Andrés Cruz Abogado,
Magíster Filosofía Moral
En su novela “Animal Moribundo”, Philip Roth expresa: “El cuento de hadas más encantador de la infancia es que todo sucede en orden.
Tus abuelos se van mucho antes que tus padres y estos mucho antes que tú. Si tienes suerte, las cosas pueden salirte así, la gente envejeciendo y muriendo en orden, de modo que en el funeral mitigas tu dolor pensando que esa persona ha tenido una larga vida. Ese pensamiento no hace que la extinción sea menos monstruosa, pero es el truco que empleamos para conservar intacta la ilusión metronómica y tener a raya la tortura del tiempo”.
¿Pero qué ocurre cuándo se rompe esta trivialización del sufrimiento?, ¿Cuándo se rompe este orden que impuesto para soportar el dolor que significa una pérdida?, ¿Cuándo nos arrebatan esta posibilidad lógico temporal de consuelo?

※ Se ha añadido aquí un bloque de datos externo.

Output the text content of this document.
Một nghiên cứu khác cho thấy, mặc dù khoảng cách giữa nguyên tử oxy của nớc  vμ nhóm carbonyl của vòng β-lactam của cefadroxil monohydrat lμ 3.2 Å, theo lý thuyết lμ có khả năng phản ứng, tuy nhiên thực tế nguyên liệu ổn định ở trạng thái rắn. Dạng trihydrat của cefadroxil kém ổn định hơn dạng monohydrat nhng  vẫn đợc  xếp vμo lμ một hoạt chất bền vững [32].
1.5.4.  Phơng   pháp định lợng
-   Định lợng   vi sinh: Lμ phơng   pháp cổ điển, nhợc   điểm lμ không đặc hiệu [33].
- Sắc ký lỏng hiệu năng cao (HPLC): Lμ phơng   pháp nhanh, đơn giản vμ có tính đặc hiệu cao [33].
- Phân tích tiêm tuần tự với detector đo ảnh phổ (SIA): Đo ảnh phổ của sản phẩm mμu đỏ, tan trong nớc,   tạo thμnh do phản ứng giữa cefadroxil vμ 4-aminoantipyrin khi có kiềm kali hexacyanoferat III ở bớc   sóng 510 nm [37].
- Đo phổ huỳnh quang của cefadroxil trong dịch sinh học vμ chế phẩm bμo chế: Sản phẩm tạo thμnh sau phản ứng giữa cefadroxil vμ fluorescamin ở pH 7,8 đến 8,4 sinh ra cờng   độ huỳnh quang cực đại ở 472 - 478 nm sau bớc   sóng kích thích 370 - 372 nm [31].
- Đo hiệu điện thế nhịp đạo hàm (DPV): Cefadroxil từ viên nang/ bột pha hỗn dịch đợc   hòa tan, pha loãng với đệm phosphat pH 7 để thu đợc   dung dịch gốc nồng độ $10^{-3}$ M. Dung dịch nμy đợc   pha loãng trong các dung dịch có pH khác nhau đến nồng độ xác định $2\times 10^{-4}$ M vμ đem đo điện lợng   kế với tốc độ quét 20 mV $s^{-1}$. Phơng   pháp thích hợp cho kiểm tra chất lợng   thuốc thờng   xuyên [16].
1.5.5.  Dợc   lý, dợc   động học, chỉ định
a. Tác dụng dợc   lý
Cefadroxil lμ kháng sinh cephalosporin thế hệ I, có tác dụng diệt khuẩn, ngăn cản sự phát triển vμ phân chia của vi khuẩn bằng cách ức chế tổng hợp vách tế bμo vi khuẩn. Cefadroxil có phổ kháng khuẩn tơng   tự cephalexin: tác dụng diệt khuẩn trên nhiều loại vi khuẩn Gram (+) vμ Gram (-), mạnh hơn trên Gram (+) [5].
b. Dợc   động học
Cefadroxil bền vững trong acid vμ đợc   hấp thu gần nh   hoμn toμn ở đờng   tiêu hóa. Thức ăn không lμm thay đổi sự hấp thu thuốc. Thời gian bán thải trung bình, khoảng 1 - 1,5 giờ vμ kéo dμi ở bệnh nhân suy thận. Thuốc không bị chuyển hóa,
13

Una enfermedad o un accidente nos pueden quitar un hijo u otro ser querido, con un quiebre a esta regla que nos serviría como medio para aplacar de algún modo el dolor profundo cuando se nos despoja sorpresiva o inesperadamente una existencia que nos ha servido como motivo para fundar la nuestra.
La angustia y el desconsuelo podrán permanecer o reaparecer, pero la explicación del fenómeno nos podría conducir, sino a descubrir la respuesta, al menos a encontrar insumos para construir un puente que nos permita seguir viviendo con esta terrible experiencia. Sin embargo, cuando hay “otro”, un individuo que interviene en la muerte de una persona, estos ciclos pueden tornarse muy largos.
Aun cuando no se rompa con este orden cronológico, que asumimos como natural, este tormento puede transformarse en un calvario ante la búsqueda de una respuesta satisfactoria por lo que resulta ser inexplicable.
De identificar primero al autor de la acción y luego hacer todo lo posible para que ese sujeto, que sin motivo ha quebrado con un sistema de relaciones, con una historia, con una vida que pudo haber engendrado muchas otras vidas, sea castigado. Esforzarse por superar esa actitud autoflagelante de no haber hecho las cosas distinto, lo que hubiese cambiado los acontecimientos, aun cuando es imposible manejar estos rumbos imprevisibles.
Luchar por ser oído ante la inercia de un contexto donde las vidas humanas no son más que parte de una gran estadística, y es desesperante ver cómo se desenvuelve de manera cansina y poco comprometida un sistema que ve como una rutina la muerte de un ser humano asesinado.